An SDSU researcher found that declines in religious practice have now spread to personal beliefs and private activities. The percentage of Americans who prayed or believed in God reached an all-time low in 2014, according to new research led by San Diego State University psychology professor Jean M. Twenge.
A research team that included Ryne Sherman from Florida Atlantic University and Julie J. Exline and Joshua B. Grubbs from Case Western Reserve University analyzed data from 58,893 respondents to the General Social Survey, a nationally representative survey of U.S. adults administered between 1972 and 2014. Five times as many Americans in 2014 reported that they never prayed as did Americans in the early 1980s, and nearly twice as many said they did not believe in God.
Americans in recent years were less likely to engage in a wide variety of religious practices, including attending religious services, describing oneself as a religious person, and believing that the Bible is divinely inspired, with the biggest declines seen among 18- to 29-year-old respondents. The results were published today in the journal Sage Open.
“Most previous studies concluded that fewer Americans were publicly affiliating with a religion, but that Americans were just as religious in private ways. That’s no longer the case, especially in the last few years,” said Twenge, who is also the author of the book, “Generation Me.” “The large declines in religious practice among young adults are also further evidence that Millennials are the least religious generation in memory, and possibly in American history.”

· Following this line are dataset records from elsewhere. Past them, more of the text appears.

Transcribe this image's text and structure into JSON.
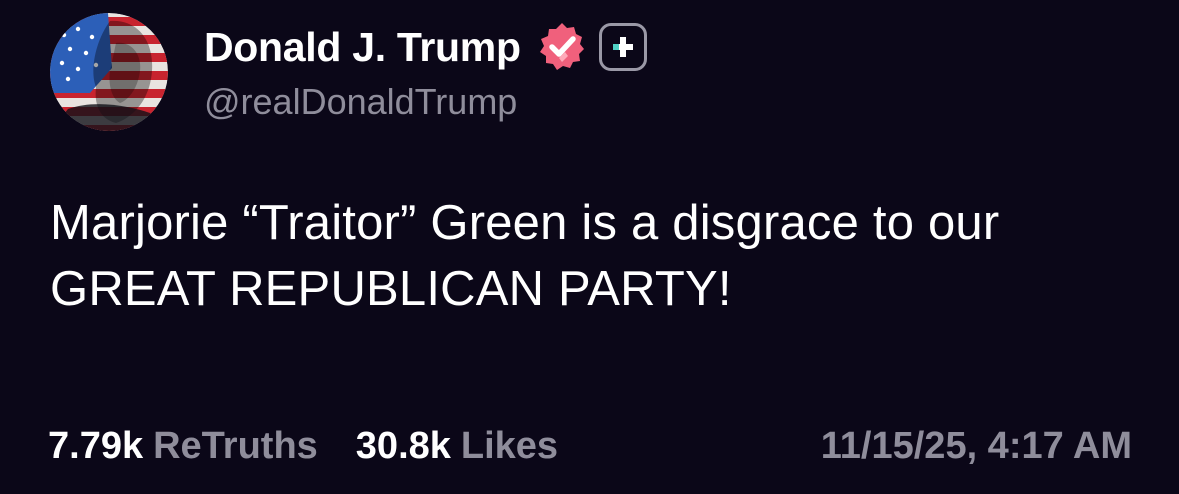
{
  "author": {
    "display_name": "Donald J. Trump",
    "handle": "@realDonaldTrump",
    "avatar_icon": "profile-portrait-flag",
    "verified_icon": "verified-badge-icon",
    "verified_color": "#f0607c",
    "plus_icon": "plus-badge-icon",
    "plus_color": "#4fd1c5"
  },
  "post": {
    "text": "Marjorie “Traitor” Green is a disgrace to our GREAT REPUBLICAN PARTY!"
  },
  "stats": {
    "retruths_count": "7.79k",
    "retruths_label": "ReTruths",
    "likes_count": "30.8k",
    "likes_label": "Likes",
    "timestamp": "11/15/25, 4:17 AM"
  },
  "colors": {
    "background": "#0b0718",
    "primary_text": "#ffffff",
    "secondary_text": "#8f8d9b"
  }
}
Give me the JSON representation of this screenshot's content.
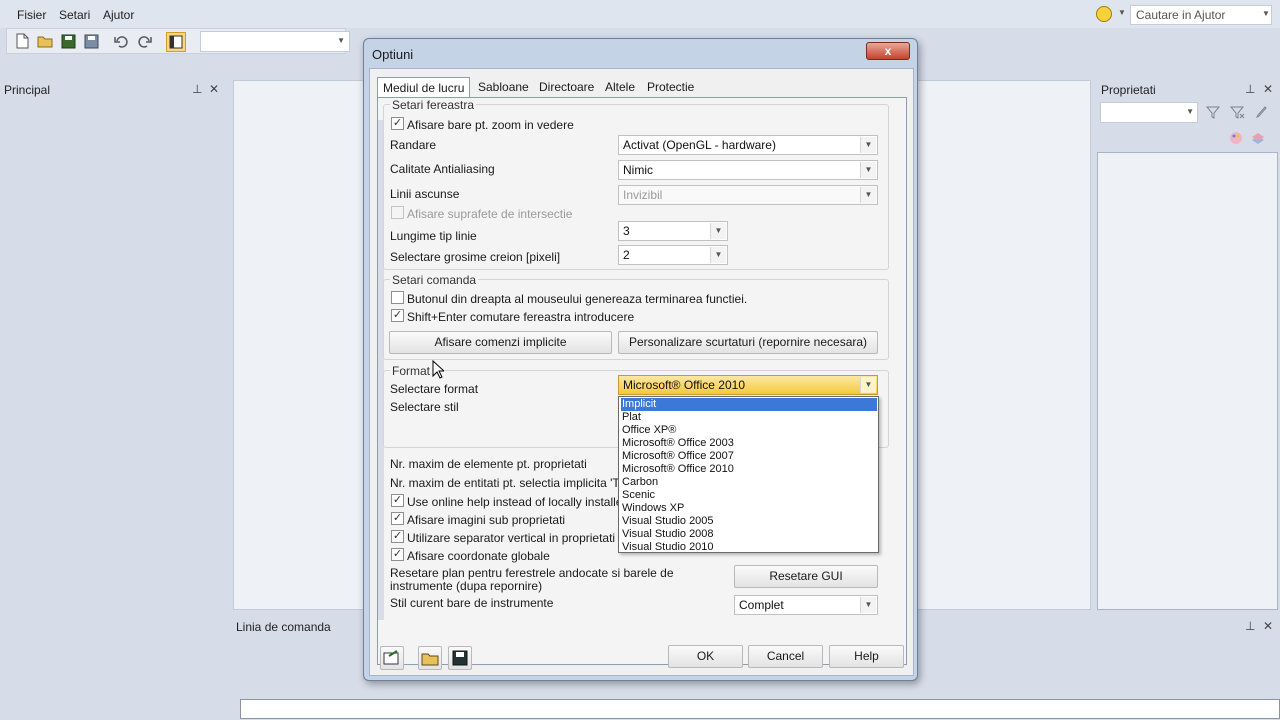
{
  "menu": [
    "Fisier",
    "Setari",
    "Ajutor"
  ],
  "search": {
    "value": "Cautare in Ajutor"
  },
  "panels": {
    "left_title": "Principal",
    "right_title": "Proprietati",
    "command_title": "Linia de comanda"
  },
  "pane_buttons": {
    "pin": "⊥",
    "close": "✕"
  },
  "dialog": {
    "title": "Optiuni",
    "close": "x",
    "tabs": [
      "Mediul de lucru",
      "Sabloane",
      "Directoare",
      "Altele",
      "Protectie"
    ],
    "window_group": {
      "title": "Setari fereastra",
      "zoom_bars": {
        "label": "Afisare bare pt. zoom in vedere",
        "checked": true
      },
      "rendering": {
        "label": "Randare",
        "value": "Activat (OpenGL - hardware)"
      },
      "antialiasing": {
        "label": "Calitate Antialiasing",
        "value": "Nimic"
      },
      "hidden_lines": {
        "label": "Linii ascunse",
        "value": "Invizibil"
      },
      "intersection": {
        "label": "Afisare suprafete de intersectie"
      },
      "line_type_length": {
        "label": "Lungime tip linie",
        "value": "3"
      },
      "pen_width": {
        "label": "Selectare grosime creion [pixeli]",
        "value": "2"
      }
    },
    "command_group": {
      "title": "Setari comanda",
      "right_button": {
        "label": "Butonul din dreapta al mouseului genereaza terminarea functiei.",
        "checked": false
      },
      "shift_enter": {
        "label": "Shift+Enter comutare fereastra introducere",
        "checked": true
      },
      "show_defaults_button": "Afisare comenzi implicite",
      "customize_shortcuts_button": "Personalizare scurtaturi (repornire necesara)"
    },
    "format_group": {
      "title": "Format",
      "select_format_label": "Selectare format",
      "select_style_label": "Selectare stil",
      "selected_format": "Microsoft® Office 2010",
      "options": [
        "Implicit",
        "Plat",
        "Office XP®",
        "Microsoft® Office 2003",
        "Microsoft® Office 2007",
        "Microsoft® Office 2010",
        "Carbon",
        "Scenic",
        "Windows XP",
        "Visual Studio 2005",
        "Visual Studio 2008",
        "Visual Studio 2010"
      ],
      "highlighted_option": "Implicit"
    },
    "misc": {
      "max_props": "Nr. maxim de elemente pt. proprietati",
      "max_entities": "Nr. maxim de entitati pt. selectia implicita 'Tot'",
      "online_help": {
        "label": "Use online help instead of locally installed he",
        "checked": true
      },
      "images_props": {
        "label": "Afisare imagini sub proprietati",
        "checked": true
      },
      "vertical_sep": {
        "label": "Utilizare separator vertical in proprietati",
        "checked": true
      },
      "global_coords": {
        "label": "Afisare coordonate globale",
        "checked": true
      },
      "reset_plan_label": "Resetare plan pentru ferestrele andocate si barele de instrumente (dupa repornire)",
      "reset_gui_button": "Resetare GUI",
      "toolbar_style_label": "Stil curent bare de instrumente",
      "toolbar_style_value": "Complet"
    },
    "buttons": {
      "ok": "OK",
      "cancel": "Cancel",
      "help": "Help"
    }
  },
  "check_glyph": "✓",
  "colors": {
    "accent_selection": "#3b78d8",
    "highlight_combo": "#f5c83c",
    "close_button": "#c5422d"
  }
}
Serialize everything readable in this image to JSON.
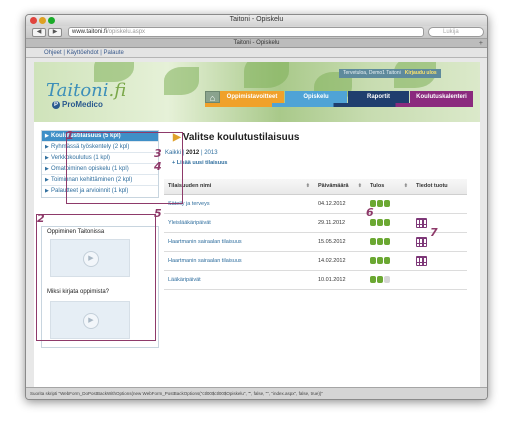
{
  "window": {
    "title": "Taitoni - Opiskelu",
    "url_host": "www.taitoni.fi",
    "url_path": "/opiskelu.aspx",
    "search_placeholder": "Lukija",
    "tab_title": "Taitoni - Opiskelu",
    "bookmarks": "Ohjeet | Käyttöehdot | Palaute"
  },
  "header": {
    "logo_main": "Taitoni",
    "logo_suffix": ".fi",
    "sub_logo": "ProMedico",
    "user_greeting": "Tervetuloa, Demo1 Taitoni",
    "logout": "Kirjaudu ulos",
    "nav": [
      {
        "label": "Oppimistavoitteet"
      },
      {
        "label": "Opiskelu"
      },
      {
        "label": "Raportit"
      },
      {
        "label": "Koulutuskalenteri"
      }
    ]
  },
  "sidebar": {
    "items": [
      {
        "label": "Koulutustilaisuus (5 kpl)"
      },
      {
        "label": "Ryhmässä työskentely (2 kpl)"
      },
      {
        "label": "Verkkokoulutus (1 kpl)"
      },
      {
        "label": "Omatoiminen opiskelu (1 kpl)"
      },
      {
        "label": "Toiminnan kehittäminen (2 kpl)"
      },
      {
        "label": "Palautteet ja arvioinnit (1 kpl)"
      }
    ],
    "video_1_title": "Oppiminen Taitonissa",
    "video_2_title": "Miksi kirjata oppimista?"
  },
  "main": {
    "title": "Valitse koulutustilaisuus",
    "year_all": "Kaikki",
    "year_selected": "2012",
    "year_other": "2013",
    "add_link": "Lisää uusi tilaisuus",
    "columns": {
      "name": "Tilaisuuden nimi",
      "date": "Päivämäärä",
      "result": "Tulos",
      "saved": "Tiedot tuotu"
    },
    "rows": [
      {
        "name": "Säteily ja terveys",
        "date": "04.12.2012",
        "green": 3,
        "cal": false
      },
      {
        "name": "Yleislääkäripäivät",
        "date": "29.11.2012",
        "green": 3,
        "cal": true
      },
      {
        "name": "Haartmanin sairaalan tilaisuus",
        "date": "15.05.2012",
        "green": 3,
        "cal": true
      },
      {
        "name": "Haartmanin sairaalan tilaisuus",
        "date": "14.02.2012",
        "green": 3,
        "cal": true
      },
      {
        "name": "Lääkäripäivät",
        "date": "10.01.2012",
        "green": 2,
        "cal": false
      }
    ]
  },
  "annotations": [
    "1",
    "2",
    "3",
    "4",
    "5",
    "6",
    "7"
  ],
  "status_text": "Suorita skripti \"WebForm_DoPostBackWithOptions(new WebForm_PostBackOptions(\"ctl00$ctl00$Opiskelu\", \"\", false, \"\", \"index.aspx\", false, true))\""
}
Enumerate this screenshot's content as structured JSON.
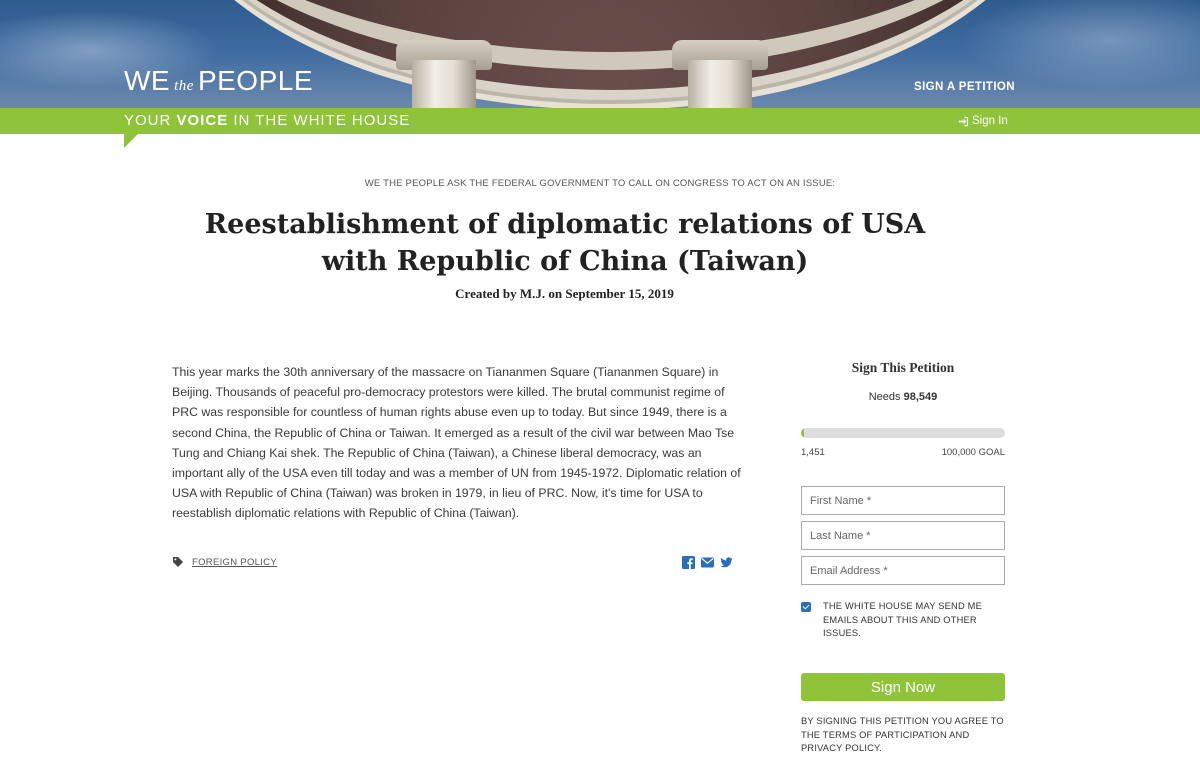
{
  "header": {
    "logo": {
      "we": "WE",
      "the": "the",
      "people": "PEOPLE"
    },
    "sign_petition_link": "SIGN A PETITION",
    "tagline": {
      "pre": "YOUR ",
      "bold": "VOICE",
      "post": " IN THE WHITE HOUSE"
    },
    "sign_in": "Sign In"
  },
  "petition": {
    "ask_line": "WE THE PEOPLE ASK THE FEDERAL GOVERNMENT TO CALL ON CONGRESS TO ACT ON AN ISSUE:",
    "title_line1": "Reestablishment of diplomatic relations of USA",
    "title_line2": "with Republic of China (Taiwan)",
    "created": "Created by M.J. on September 15, 2019",
    "body": "This year marks the 30th anniversary of the massacre on Tiananmen Square (Tiananmen Square) in Beijing. Thousands of peaceful pro-democracy protestors were killed. The brutal communist regime of PRC was responsible for countless of human rights abuse even up to today. But since 1949, there is a second China, the Republic of China or Taiwan. It emerged as a result of the civil war between Mao Tse Tung and Chiang Kai shek. The Republic of China (Taiwan), a Chinese liberal democracy, was an important ally of the USA even till today and was a member of UN from 1945-1972. Diplomatic relation of USA with Republic of China (Taiwan) was broken in 1979, in lieu of PRC. Now, it's time for USA to reestablish diplomatic relations with Republic of China (Taiwan).",
    "tag": "FOREIGN POLICY",
    "share_icons": [
      "facebook-icon",
      "email-icon",
      "twitter-icon"
    ]
  },
  "sidebar": {
    "heading": "Sign This Petition",
    "needs_label": "Needs ",
    "needs_value": "98,549",
    "signatures": "1,451",
    "goal": "100,000 GOAL",
    "progress_fraction": 0.01451,
    "first_name_placeholder": "First Name *",
    "last_name_placeholder": "Last Name *",
    "email_placeholder": "Email Address *",
    "optin_checked": true,
    "optin_text": "THE WHITE HOUSE MAY SEND ME EMAILS ABOUT THIS AND OTHER ISSUES.",
    "sign_button": "Sign Now",
    "terms": "BY SIGNING THIS PETITION YOU AGREE TO THE TERMS OF PARTICIPATION AND PRIVACY POLICY."
  },
  "colors": {
    "accent_green": "#8fc33a",
    "share_blue": "#2a6ebb"
  }
}
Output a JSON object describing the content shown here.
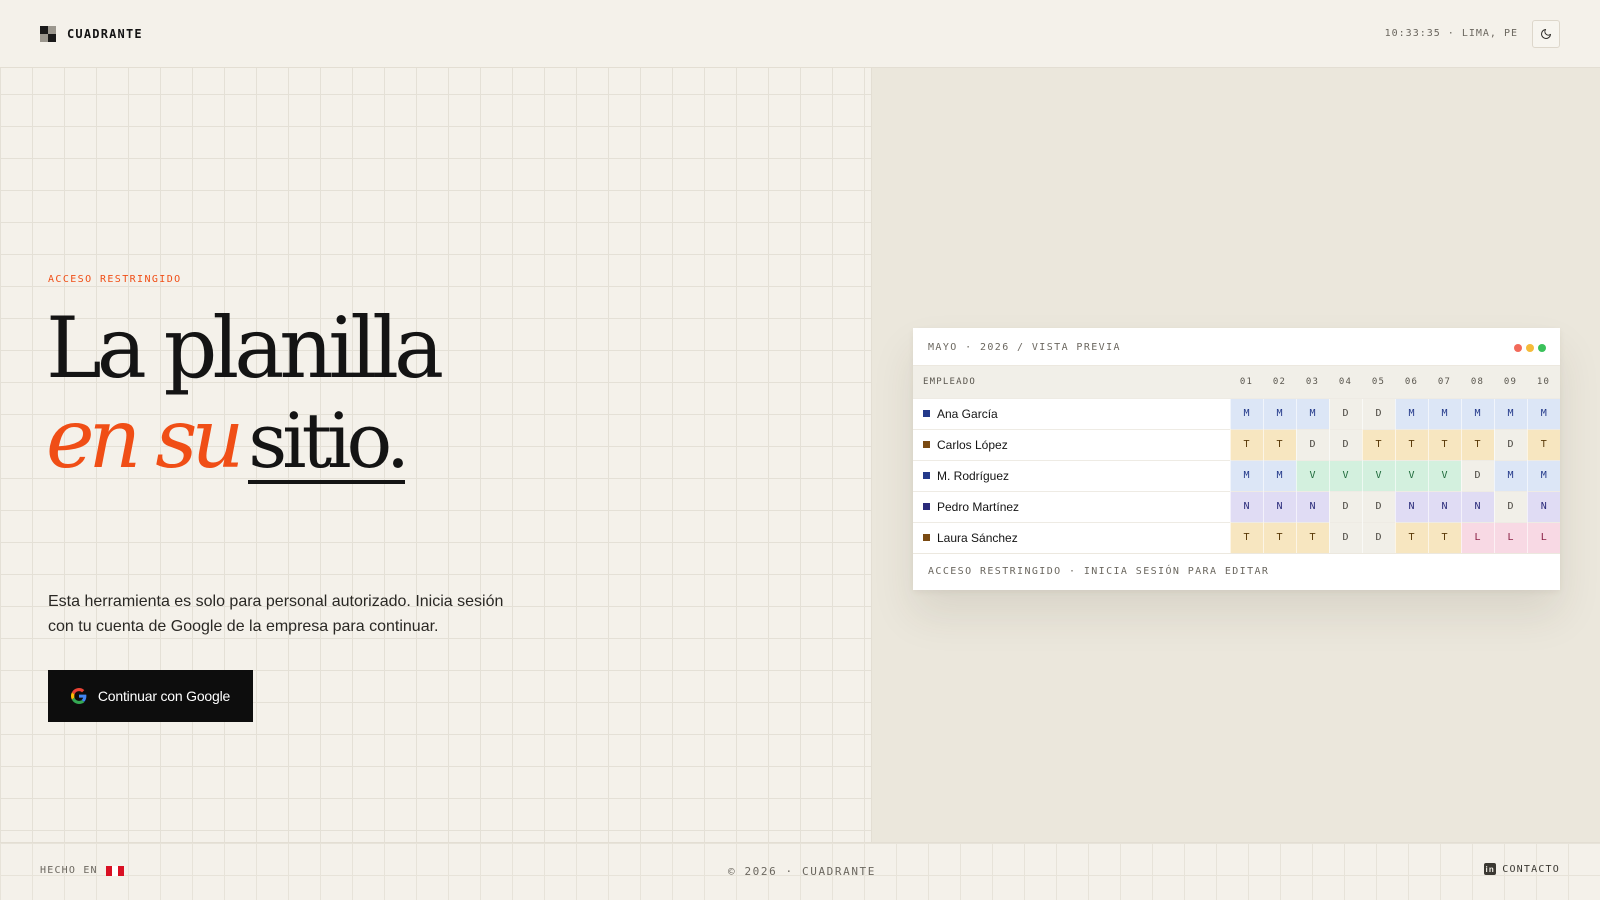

This decline in religious practice has not been accompanied by a rise in spirituality, which, according to Twenge, suggests that, rather than spirituality replacing religion, Americans are becoming more secular. The one exception to the decline in religious beliefs was a slight increase in belief in the afterlife.
“It was interesting that fewer people participated in religion or prayed but more believed in an afterlife,” Twenge said. “It might be part of a growing entitlement mentality — thinking you can get something for nothing.”